Zahir menyebutkan bahwa memaksa mahasiswa dari disiplin ilmu murni, seperti sejarah atau sastra, untuk beralih mempelajari keterampilan teknis digital hanya agar prodinya tetap hidup adalah sebuah ironi. Hal ini dikhawatirkan akan menciptakan generasi yang terampil secara teknis, namun buta terhadap etika, sejarah, dan nalar kritis dalam menghadapi persoalan bangsa di masa depan.
"Menutup prodi humaniora demi industri digital ibarat membuang kompas dari kapal hanya karena ingin memasang mesin yang lebih cepat; kita akan melaju kencang, tapi tidak tahu sedang menuju karang yang mana," ujar Abdul Zahir dalam tinjauan kritisnya baru-baru ini.

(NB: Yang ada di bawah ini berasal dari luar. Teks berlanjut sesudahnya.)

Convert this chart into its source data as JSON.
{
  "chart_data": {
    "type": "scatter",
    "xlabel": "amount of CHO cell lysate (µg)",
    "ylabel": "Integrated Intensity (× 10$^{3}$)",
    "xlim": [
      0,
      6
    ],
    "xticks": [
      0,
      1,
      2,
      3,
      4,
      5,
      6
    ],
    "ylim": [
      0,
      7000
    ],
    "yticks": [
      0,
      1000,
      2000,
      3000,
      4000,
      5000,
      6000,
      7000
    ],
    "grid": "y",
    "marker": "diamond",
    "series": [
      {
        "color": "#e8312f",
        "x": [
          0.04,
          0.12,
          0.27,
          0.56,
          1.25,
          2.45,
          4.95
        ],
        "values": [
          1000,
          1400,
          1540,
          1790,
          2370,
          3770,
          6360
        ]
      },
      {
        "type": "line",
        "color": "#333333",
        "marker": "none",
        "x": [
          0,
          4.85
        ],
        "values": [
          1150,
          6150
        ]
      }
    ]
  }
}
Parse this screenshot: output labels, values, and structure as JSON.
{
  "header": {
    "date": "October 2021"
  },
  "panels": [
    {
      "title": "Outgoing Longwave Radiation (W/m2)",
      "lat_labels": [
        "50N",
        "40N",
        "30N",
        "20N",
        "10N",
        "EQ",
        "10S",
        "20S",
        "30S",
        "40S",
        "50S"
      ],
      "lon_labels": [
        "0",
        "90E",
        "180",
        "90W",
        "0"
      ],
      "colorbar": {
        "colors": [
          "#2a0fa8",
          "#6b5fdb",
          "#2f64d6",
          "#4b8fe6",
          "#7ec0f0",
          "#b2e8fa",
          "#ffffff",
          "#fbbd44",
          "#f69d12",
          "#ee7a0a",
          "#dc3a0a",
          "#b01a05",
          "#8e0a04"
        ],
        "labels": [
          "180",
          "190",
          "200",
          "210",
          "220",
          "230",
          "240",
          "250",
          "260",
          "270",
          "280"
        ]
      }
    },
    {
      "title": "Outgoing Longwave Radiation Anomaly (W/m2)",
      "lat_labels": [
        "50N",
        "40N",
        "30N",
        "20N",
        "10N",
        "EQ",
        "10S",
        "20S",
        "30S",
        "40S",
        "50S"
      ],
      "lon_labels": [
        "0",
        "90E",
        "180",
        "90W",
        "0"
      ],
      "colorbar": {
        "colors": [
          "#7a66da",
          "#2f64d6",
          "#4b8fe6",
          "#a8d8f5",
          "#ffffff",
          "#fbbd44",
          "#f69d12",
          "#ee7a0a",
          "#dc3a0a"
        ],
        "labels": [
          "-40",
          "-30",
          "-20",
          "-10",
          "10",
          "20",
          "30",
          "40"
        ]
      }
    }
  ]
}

Pergeseran Paradigma Pendidikan Menjadi Pelatihan Teknis
Fenomena ini menandai adanya pergeseran filosofis dari pembentukan warga negara yang bijak menuju ke arah pelatihan teknis semata. Perguruan tinggi yang seharusnya menjadi tempat melahirkan pemikir, kini justru tampak seperti gudang logistik yang sibuk menyesuaikan spesifikasi lulusannya dengan pesanan vendor besar.
Kritik juga dialamatkan pada interpretasi pemerintah terhadap angka pengangguran sarjana yang tinggi. Menyalahkan program studi atas sulitnya lulusan mendapatkan pekerjaan dianggap sebagai cara yang kurang tepat. Padahal, tugas menciptakan lapangan kerja seharusnya berada di tangan pemerintah melalui kebijakan ekonomi makro, bukan sekadar membebankan kurikulum kepada dekan atau ketua program studi.
Pentingnya Menjaga Biodiversitas Intelektual Bangsa
DPR dan sejumlah praktisi pendidikan kini mulai mendesak adanya kajian risiko yang mendalam sebelum kebijakan penutupan prodi ini benar-benar diterapkan secara masif. Keragaman disiplin ilmu dianggap sebagai biodiversitas intelektual yang harus dijaga agar Indonesia tidak mengalami monokultur pemikiran.
Jika semua perguruan tinggi diseragamkan hanya untuk mendukung sektor pangan dan energi, Indonesia dikhawatirkan akan kehilangan ahli-ahli di bidang etika dan sosiologi. Padahal, di tengah pesatnya perkembangan teknologi, peran ilmuwan sosial sangat krusial untuk memastikan kemajuan tersebut tidak melanggar nilai-nilai kemanusiaan dan hukum yang berlaku.